CP
Edmonton Sun
TORONTO -- Kassim Mohamed was looking for strength in numbers. So there he was, surrounded by fellow Muslims and supporters, at the base of the CN Tower, taking snapshots. "You've done it now!" joked one of his companions yesterday. "Here's the evidence."
"Please, please, I'm begging. Protect my rights like everybody else," said Mohamed as he turned to supporters at the demonstration. "Everybody has cameras now ... I am Canadian, like everybody else. I can take pictures like everybody else. Why was I stopped?"
Earlier this year, Mohamed, a Muslim who splits his time between Canada and Egypt, where he sent his family so his children could study at Islamic schools, came under scrutiny for videotaping the CN Tower.

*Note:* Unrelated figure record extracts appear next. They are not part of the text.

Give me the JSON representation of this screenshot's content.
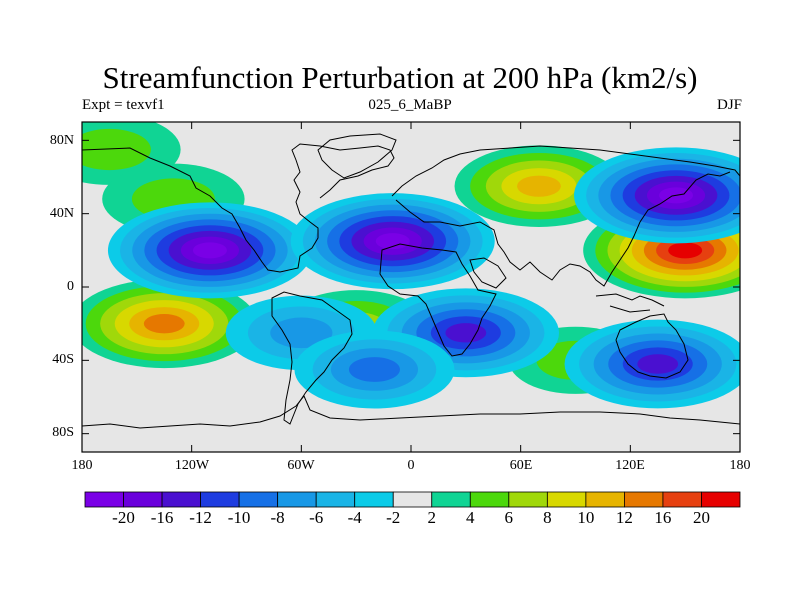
{
  "title": "Streamfunction Perturbation at 200 hPa (km2/s)",
  "subtitle": {
    "left": "Expt = texvf1",
    "center": "025_6_MaBP",
    "right": "DJF"
  },
  "axes": {
    "y_labels": [
      "80N",
      "40N",
      "0",
      "40S",
      "80S"
    ],
    "x_labels": [
      "180",
      "120W",
      "60W",
      "0",
      "60E",
      "120E",
      "180"
    ]
  },
  "map": {
    "field": "streamfunction perturbation",
    "level": "200 hPa",
    "units": "km2/s",
    "lon_range": [
      -180,
      180
    ],
    "lat_range": [
      -90,
      90
    ],
    "positive_centers": [
      {
        "lon": 150,
        "lat": 20,
        "value": 20
      },
      {
        "lon": 70,
        "lat": 55,
        "value": 12
      },
      {
        "lon": -135,
        "lat": -20,
        "value": 16
      },
      {
        "lon": -165,
        "lat": 75,
        "value": 6
      },
      {
        "lon": -130,
        "lat": 48,
        "value": 6
      },
      {
        "lon": -30,
        "lat": -22,
        "value": 8
      },
      {
        "lon": 90,
        "lat": -40,
        "value": 4
      }
    ],
    "negative_centers": [
      {
        "lon": -110,
        "lat": 20,
        "value": -20
      },
      {
        "lon": -10,
        "lat": 25,
        "value": -20
      },
      {
        "lon": 145,
        "lat": 50,
        "value": -20
      },
      {
        "lon": 30,
        "lat": -25,
        "value": -16
      },
      {
        "lon": 135,
        "lat": -42,
        "value": -16
      },
      {
        "lon": -60,
        "lat": -25,
        "value": -8
      },
      {
        "lon": -20,
        "lat": -45,
        "value": -10
      }
    ]
  },
  "colorbar": {
    "labels": [
      "-20",
      "-16",
      "-12",
      "-10",
      "-8",
      "-6",
      "-4",
      "-2",
      "2",
      "4",
      "6",
      "8",
      "10",
      "12",
      "16",
      "20"
    ],
    "colors": [
      "#7a00e6",
      "#6a00dc",
      "#4a10d0",
      "#1e3ce0",
      "#1670e6",
      "#1898e6",
      "#1ab4e6",
      "#0ccbe8",
      "#e6e6e6",
      "#10d494",
      "#4cd80c",
      "#a0d80a",
      "#d8d800",
      "#e6b400",
      "#e67800",
      "#e64010",
      "#e60000"
    ]
  }
}
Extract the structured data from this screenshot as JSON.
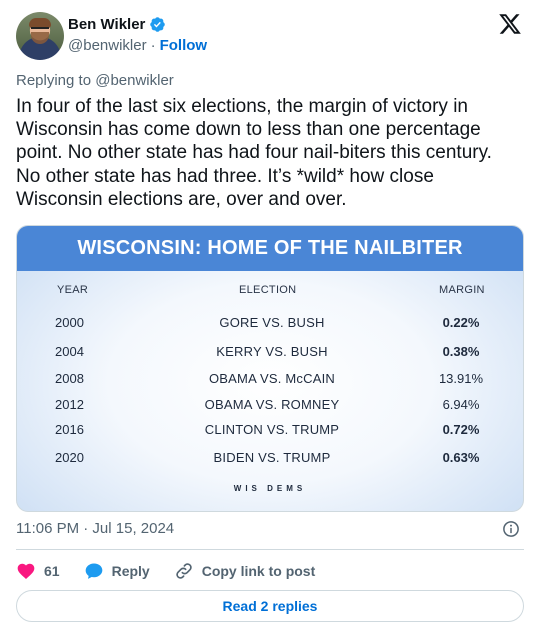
{
  "author": {
    "name": "Ben Wikler",
    "handle": "@benwikler",
    "separator": "·",
    "follow_label": "Follow"
  },
  "replying_to": "Replying to @benwikler",
  "tweet_text": "In four of the last six elections, the margin of victory in Wisconsin has come down to less than one percentage point. No other state has had four nail-biters this century. No other state has had three. It’s *wild* how close Wisconsin elections are, over and over.",
  "media": {
    "title": "WISCONSIN: HOME OF THE NAILBITER",
    "columns": {
      "year": "YEAR",
      "election": "ELECTION",
      "margin": "MARGIN"
    },
    "rows": [
      {
        "year": "2000",
        "election": "GORE VS. BUSH",
        "margin": "0.22%",
        "bold": true
      },
      {
        "year": "2004",
        "election": "KERRY VS. BUSH",
        "margin": "0.38%",
        "bold": true
      },
      {
        "year": "2008",
        "election": "OBAMA VS. McCAIN",
        "margin": "13.91%",
        "bold": false
      },
      {
        "year": "2012",
        "election": "OBAMA VS. ROMNEY",
        "margin": "6.94%",
        "bold": false
      },
      {
        "year": "2016",
        "election": "CLINTON VS. TRUMP",
        "margin": "0.72%",
        "bold": true
      },
      {
        "year": "2020",
        "election": "BIDEN VS. TRUMP",
        "margin": "0.63%",
        "bold": true
      }
    ],
    "brand": "WIS DEMS"
  },
  "timestamp": "11:06 PM · Jul 15, 2024",
  "actions": {
    "likes": "61",
    "reply_label": "Reply",
    "copy_label": "Copy link to post"
  },
  "read_replies_label": "Read 2 replies",
  "colors": {
    "accent": "#006fd6",
    "like": "#f91880",
    "reply_icon": "#1d9bf0",
    "header_band": "#4a86d6",
    "verified": "#1d9bf0"
  },
  "icons": {
    "verified": "verified-badge-icon",
    "x": "x-logo-icon",
    "info": "info-icon",
    "like": "heart-icon",
    "reply": "speech-bubble-icon",
    "copy": "link-icon"
  }
}
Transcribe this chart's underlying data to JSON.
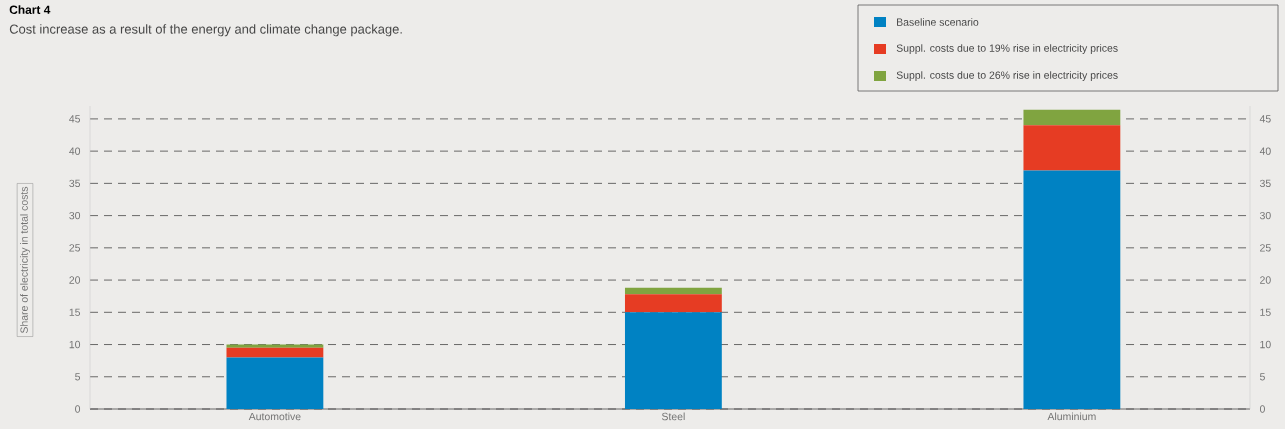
{
  "chart_data": {
    "type": "bar",
    "stacked": true,
    "title": "Chart 4",
    "subtitle": "Cost increase as a result of the energy and climate change package.",
    "ylabel": "Share of electricity in total costs",
    "categories": [
      "Automotive",
      "Steel",
      "Aluminium"
    ],
    "series": [
      {
        "name": "Baseline scenario",
        "color": "#0082c3",
        "values": [
          8,
          15,
          37
        ]
      },
      {
        "name": "Suppl. costs due to 19% rise in electricity prices",
        "color": "#e63c23",
        "values": [
          1.5,
          2.8,
          7
        ]
      },
      {
        "name": "Suppl. costs due to 26% rise in electricity prices",
        "color": "#80a440",
        "values": [
          0.5,
          1.0,
          2.4
        ]
      }
    ],
    "ylim": [
      0,
      47
    ],
    "yticks": [
      0,
      5,
      10,
      15,
      20,
      25,
      30,
      35,
      40,
      45
    ],
    "y2lim": [
      0,
      47
    ],
    "y2ticks": [
      0,
      5,
      10,
      15,
      20,
      25,
      30,
      35,
      40,
      45
    ],
    "grid": "y",
    "legend": "top right"
  }
}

He says he was making the tape and adding other Toronto landmarks because his children missed the city they once called home. Mohamed was unaware that he had come under suspicion until he attempted last May to return to Egypt for a visit with family.
He was stopped at Pearson International Airport and his souvenir videotapes were seized. That led to an ordeal involving numerous meetings with CSIS agents, subjected to polygraph tests and eventually being detained in Cairo for two weeks.
Mohamed is suing the federal government and hopes to get a letter confirming that he is no longer suspected of belonging to a terrorist organization.